Posté par Cedric, le 24/11/2009 - Business 2.0

T_8ca0940373e68d1f88f7470f683d55b2A l'heure où pas mal de services web connaissent des chutes spectaculaires ou ferment simplement leurs portes, parce que trop redondants ou pas à la page, Tumblr fait progressivement son nid dans le milieu pourtant assez stable et figé des plateformes de blogging. A mon sens, il le mérite amplement. Non seulement le produit est très bien ficelé, mais il épouse tous les courants forts observés depuis 2007 et l'émergence de Twitter, des courants qui font prendre au web un virage décisif qui va s'accentuer, voire se généraliser en 2010.

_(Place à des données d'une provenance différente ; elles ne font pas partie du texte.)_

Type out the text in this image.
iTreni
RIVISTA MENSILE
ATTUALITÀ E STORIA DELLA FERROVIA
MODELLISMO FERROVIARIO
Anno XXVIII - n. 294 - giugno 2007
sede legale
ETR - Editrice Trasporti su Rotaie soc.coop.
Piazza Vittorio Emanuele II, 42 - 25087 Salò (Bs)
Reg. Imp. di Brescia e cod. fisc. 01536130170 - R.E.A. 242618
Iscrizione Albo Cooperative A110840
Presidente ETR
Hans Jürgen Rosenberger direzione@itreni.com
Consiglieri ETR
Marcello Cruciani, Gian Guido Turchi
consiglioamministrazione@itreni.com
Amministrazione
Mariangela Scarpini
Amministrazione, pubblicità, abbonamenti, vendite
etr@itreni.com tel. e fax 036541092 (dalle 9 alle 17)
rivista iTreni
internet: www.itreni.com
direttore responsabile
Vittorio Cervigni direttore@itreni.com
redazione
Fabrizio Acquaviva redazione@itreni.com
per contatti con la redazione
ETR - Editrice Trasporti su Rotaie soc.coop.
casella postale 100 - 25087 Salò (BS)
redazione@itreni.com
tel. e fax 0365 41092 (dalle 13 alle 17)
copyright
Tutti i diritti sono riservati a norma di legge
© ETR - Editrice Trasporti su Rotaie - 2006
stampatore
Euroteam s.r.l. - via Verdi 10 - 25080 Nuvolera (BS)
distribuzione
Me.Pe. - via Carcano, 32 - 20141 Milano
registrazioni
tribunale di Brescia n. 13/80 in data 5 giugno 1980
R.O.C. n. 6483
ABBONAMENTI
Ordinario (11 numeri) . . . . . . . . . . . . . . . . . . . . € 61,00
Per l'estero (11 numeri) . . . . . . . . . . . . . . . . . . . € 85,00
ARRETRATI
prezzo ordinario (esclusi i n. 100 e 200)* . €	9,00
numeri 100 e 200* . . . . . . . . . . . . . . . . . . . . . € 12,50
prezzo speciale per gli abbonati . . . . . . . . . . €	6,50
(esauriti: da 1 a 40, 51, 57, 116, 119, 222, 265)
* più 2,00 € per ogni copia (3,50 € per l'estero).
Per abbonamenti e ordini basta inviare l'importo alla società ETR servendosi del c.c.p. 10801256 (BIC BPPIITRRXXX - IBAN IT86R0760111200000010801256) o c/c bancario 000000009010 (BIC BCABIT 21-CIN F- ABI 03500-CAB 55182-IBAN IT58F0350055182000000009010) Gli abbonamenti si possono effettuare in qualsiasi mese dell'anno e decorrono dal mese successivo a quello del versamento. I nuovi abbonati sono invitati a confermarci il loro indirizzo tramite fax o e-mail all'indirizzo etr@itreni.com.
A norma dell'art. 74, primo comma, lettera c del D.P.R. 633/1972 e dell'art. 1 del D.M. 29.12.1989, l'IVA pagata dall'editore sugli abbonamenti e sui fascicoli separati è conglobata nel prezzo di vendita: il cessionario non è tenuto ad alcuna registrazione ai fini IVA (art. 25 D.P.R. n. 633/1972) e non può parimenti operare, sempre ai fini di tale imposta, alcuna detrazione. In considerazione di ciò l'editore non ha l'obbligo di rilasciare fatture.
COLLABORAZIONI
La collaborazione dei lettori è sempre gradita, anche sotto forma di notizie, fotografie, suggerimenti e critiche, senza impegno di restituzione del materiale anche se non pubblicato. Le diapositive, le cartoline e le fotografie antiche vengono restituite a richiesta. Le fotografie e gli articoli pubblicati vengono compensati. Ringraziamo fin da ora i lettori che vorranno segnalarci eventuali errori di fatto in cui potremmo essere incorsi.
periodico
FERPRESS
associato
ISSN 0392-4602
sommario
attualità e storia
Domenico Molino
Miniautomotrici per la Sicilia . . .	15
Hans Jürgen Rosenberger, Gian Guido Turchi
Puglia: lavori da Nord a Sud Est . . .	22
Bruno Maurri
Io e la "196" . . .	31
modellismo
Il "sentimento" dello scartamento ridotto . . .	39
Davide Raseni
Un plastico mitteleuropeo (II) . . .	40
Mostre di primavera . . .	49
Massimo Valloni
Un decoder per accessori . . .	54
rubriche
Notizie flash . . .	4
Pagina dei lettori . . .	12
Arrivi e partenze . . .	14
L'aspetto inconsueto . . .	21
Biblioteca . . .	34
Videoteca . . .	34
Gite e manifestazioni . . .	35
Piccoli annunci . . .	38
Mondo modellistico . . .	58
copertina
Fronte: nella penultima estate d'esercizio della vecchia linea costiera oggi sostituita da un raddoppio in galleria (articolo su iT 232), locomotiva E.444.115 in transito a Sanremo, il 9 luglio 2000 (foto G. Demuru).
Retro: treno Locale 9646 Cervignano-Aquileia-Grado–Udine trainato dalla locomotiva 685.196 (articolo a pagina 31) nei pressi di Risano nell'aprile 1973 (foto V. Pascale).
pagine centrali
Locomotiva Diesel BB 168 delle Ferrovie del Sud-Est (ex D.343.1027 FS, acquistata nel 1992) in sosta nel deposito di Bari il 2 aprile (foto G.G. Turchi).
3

Tumblr, donc. A première vue, rien de nouveau sous le soleil: un nom qu'on a l'impression d'avoir déjà entendu des milliers de fois, orthographié de manière volontairement lacunaire, chose qu'on croyait pourtant finie par consensus global, et puis… énième plateforme de blogging, rôle déjà fort bien rempli par Wordpress, Dotclear, Typepad, et compagnie.

Un contenu structuré


Oui, sauf que Tumblr, c'est une manière structurée de poster du contenu. Ainsi, les bloggeurs old-school habitués à leur grand éditeur de texte riche où ils collaient en vrac texte, images et vidéo en seront pour leurs frais. Sur Tumblr, vous choisissez quel type de contenu vous voulez poster: du texte, une vidéo, une photo, une citation, un lien, ou un son. Ca n'a l'air de rien, mais c'est à mon sens une des plus grandes carences des blogs "à l'ancienne", trop fourre-tout, où l'information peut difficilement être retrouvée de manière optimale, où le filtrage est difficile et où les niveaux hiérarchiques manquent. L'accès à la recherche est désormais facilité par cette structuration, et c'est cette facilité qui va permettre une utilisation massive de son API sur des services tiers, comme on le verra par la suite.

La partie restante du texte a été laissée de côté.